Przykładowo, w mediach społecznościowych rozpowszechniano informacje, jakoby rząd zamierzał wprowadzić darmowe pogrzeby dla emerytów lub przywrócić obowiązkową służbę wojskową. Tego typu treści miały na celu wzbudzenie niepokoju społecznego i polaryzację społeczeństwa, a ich charakter wskazywał, zdaniem ekspertów ABW, na inspirację rosyjską.
Podobne kampanie dezinformacyjne są charakterystyczne dla rosyjskich działań przed wyborami w państwach zachodnich. Jak przypomina Stanisław Żaryn, były pełnomocnik rządu ds. bezpieczeństwa przestrzeni informacyjnej RP, podobne działania były prowadzone przez Rosję przed wyborami prezydenckimi w Stanach Zjednoczonych w 2016 roku i we Francji w 2017 roku.
- Rosjanie traktują wybory w krajach zachodnich jako moment, w którym mogą próbować wpłynąć na ich wynik, a także podważyć wiarygodność systemów demokratycznych — zauważa Żaryn w rozmowie z „Rzeczpospolitą”, podkreślając, że okres wyborczy to czas wzmożonej aktywności rosyjskich i białoruskich służb.
Próby przejęcia ekranów w miejscach publicznych
Podczas ciszy wyborczej doszło także do incydentu związanego z przejęciem kontroli nad ekranami w galeriach handlowych, gdzie wyemitowano zmanipulowany przekaz polityczny. To działanie, choć szybko powstrzymane przez służby, pokazuje, jak szeroki wachlarz metod stosują cyberprzestępcy, aby destabilizować sytuację polityczną w Polsce.
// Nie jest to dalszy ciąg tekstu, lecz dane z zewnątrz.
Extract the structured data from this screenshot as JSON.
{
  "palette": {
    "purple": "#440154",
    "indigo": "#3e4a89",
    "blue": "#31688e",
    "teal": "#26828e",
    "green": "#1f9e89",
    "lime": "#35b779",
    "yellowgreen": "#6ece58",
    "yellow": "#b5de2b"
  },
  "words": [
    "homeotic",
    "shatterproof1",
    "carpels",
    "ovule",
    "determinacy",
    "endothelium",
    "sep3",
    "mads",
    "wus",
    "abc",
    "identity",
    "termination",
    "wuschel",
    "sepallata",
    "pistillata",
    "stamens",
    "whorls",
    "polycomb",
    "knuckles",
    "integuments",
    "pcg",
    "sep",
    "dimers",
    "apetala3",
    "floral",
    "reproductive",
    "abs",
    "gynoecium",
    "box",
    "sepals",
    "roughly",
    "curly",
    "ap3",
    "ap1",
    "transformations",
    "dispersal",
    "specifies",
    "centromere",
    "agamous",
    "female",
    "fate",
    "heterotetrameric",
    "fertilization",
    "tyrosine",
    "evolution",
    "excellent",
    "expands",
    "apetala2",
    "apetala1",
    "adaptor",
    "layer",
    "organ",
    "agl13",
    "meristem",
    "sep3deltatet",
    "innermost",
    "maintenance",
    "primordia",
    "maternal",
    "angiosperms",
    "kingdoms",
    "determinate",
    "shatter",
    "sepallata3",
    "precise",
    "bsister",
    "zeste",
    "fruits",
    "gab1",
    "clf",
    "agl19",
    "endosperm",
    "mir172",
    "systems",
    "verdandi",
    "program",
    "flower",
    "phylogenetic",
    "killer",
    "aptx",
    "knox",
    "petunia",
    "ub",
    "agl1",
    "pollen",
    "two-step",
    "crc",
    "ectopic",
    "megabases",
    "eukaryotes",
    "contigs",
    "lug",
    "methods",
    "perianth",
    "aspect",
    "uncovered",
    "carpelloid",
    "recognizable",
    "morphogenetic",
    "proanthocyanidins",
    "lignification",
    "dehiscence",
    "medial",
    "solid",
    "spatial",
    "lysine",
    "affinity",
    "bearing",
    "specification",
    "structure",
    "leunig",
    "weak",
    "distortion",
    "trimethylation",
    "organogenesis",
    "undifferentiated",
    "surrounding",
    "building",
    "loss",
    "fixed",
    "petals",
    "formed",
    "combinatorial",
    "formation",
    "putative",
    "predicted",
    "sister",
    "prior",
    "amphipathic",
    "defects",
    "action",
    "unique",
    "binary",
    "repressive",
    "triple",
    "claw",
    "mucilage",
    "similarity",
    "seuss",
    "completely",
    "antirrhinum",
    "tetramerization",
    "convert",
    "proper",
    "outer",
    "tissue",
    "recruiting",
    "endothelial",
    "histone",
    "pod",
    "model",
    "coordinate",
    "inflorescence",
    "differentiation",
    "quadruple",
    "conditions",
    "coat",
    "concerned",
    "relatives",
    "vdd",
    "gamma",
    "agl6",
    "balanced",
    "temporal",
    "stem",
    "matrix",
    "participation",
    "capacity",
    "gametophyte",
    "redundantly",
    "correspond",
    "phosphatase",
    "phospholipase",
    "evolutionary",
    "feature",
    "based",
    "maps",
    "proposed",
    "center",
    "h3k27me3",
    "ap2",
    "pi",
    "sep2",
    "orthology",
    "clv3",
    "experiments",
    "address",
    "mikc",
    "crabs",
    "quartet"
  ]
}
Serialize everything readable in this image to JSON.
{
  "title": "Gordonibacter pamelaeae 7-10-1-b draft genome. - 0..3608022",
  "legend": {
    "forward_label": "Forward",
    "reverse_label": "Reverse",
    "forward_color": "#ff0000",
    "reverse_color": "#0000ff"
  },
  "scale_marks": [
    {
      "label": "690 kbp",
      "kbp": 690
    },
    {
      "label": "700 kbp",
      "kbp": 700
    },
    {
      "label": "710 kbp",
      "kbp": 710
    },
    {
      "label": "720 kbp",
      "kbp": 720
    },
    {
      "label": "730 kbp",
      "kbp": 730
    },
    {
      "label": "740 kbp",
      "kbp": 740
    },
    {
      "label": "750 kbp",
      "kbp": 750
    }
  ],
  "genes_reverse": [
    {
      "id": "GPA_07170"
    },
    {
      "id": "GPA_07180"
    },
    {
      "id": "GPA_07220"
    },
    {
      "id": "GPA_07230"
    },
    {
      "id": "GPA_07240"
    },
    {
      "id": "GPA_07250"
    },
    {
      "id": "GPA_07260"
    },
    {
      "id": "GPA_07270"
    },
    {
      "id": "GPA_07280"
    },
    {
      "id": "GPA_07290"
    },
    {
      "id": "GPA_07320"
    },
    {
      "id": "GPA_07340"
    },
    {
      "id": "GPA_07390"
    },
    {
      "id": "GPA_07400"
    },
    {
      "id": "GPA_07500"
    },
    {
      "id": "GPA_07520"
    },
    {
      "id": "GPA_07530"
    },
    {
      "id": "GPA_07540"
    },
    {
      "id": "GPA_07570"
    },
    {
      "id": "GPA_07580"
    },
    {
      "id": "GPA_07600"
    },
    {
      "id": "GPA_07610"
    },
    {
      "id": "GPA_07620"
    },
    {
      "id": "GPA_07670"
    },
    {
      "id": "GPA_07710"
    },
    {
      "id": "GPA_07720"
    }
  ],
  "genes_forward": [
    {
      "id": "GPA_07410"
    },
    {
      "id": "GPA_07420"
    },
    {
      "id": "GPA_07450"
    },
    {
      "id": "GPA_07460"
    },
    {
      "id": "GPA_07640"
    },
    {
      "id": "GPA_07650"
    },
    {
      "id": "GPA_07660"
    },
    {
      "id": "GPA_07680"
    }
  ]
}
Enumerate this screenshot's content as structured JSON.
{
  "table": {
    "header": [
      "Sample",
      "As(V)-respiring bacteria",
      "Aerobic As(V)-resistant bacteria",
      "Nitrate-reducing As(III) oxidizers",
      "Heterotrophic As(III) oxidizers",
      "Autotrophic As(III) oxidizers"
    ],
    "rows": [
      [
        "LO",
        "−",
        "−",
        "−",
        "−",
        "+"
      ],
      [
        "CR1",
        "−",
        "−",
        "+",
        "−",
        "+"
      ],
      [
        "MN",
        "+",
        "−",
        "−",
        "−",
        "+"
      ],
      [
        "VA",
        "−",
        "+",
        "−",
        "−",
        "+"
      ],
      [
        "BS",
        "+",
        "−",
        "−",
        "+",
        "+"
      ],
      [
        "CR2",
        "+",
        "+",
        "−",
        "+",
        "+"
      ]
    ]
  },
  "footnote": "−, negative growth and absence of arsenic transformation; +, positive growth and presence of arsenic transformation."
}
Cyberzagrożenia przed wyborami prezydenckimi
Zagrożenie ze strony rosyjskich i białoruskich cyberprzestępców nie kończy się wraz z wyborami parlamentarnymi. ABW ostrzega, że podczas przyszłorocznej kampanii prezydenckiej podobne ataki mogą się nasilić. Zgodnie z raportem już teraz identyfikowane są potencjalne luki w systemach informacyjnych i cyfrowych, które mogą być wykorzystane przez hakerów.
Ostatni raport CSIRT GOV przedstawia nie tylko analizę zidentyfikowanych incydentów, ale także rekomendacje dotyczące wzmożenia środków ochrony w okresach wyborczych. Polskie służby będą musiały intensyfikować działania prewencyjne oraz edukować społeczeństwo na temat zagrożeń, jakie niosą ze sobą fałszywe kampanie informacyjne oraz ataki phishingowe.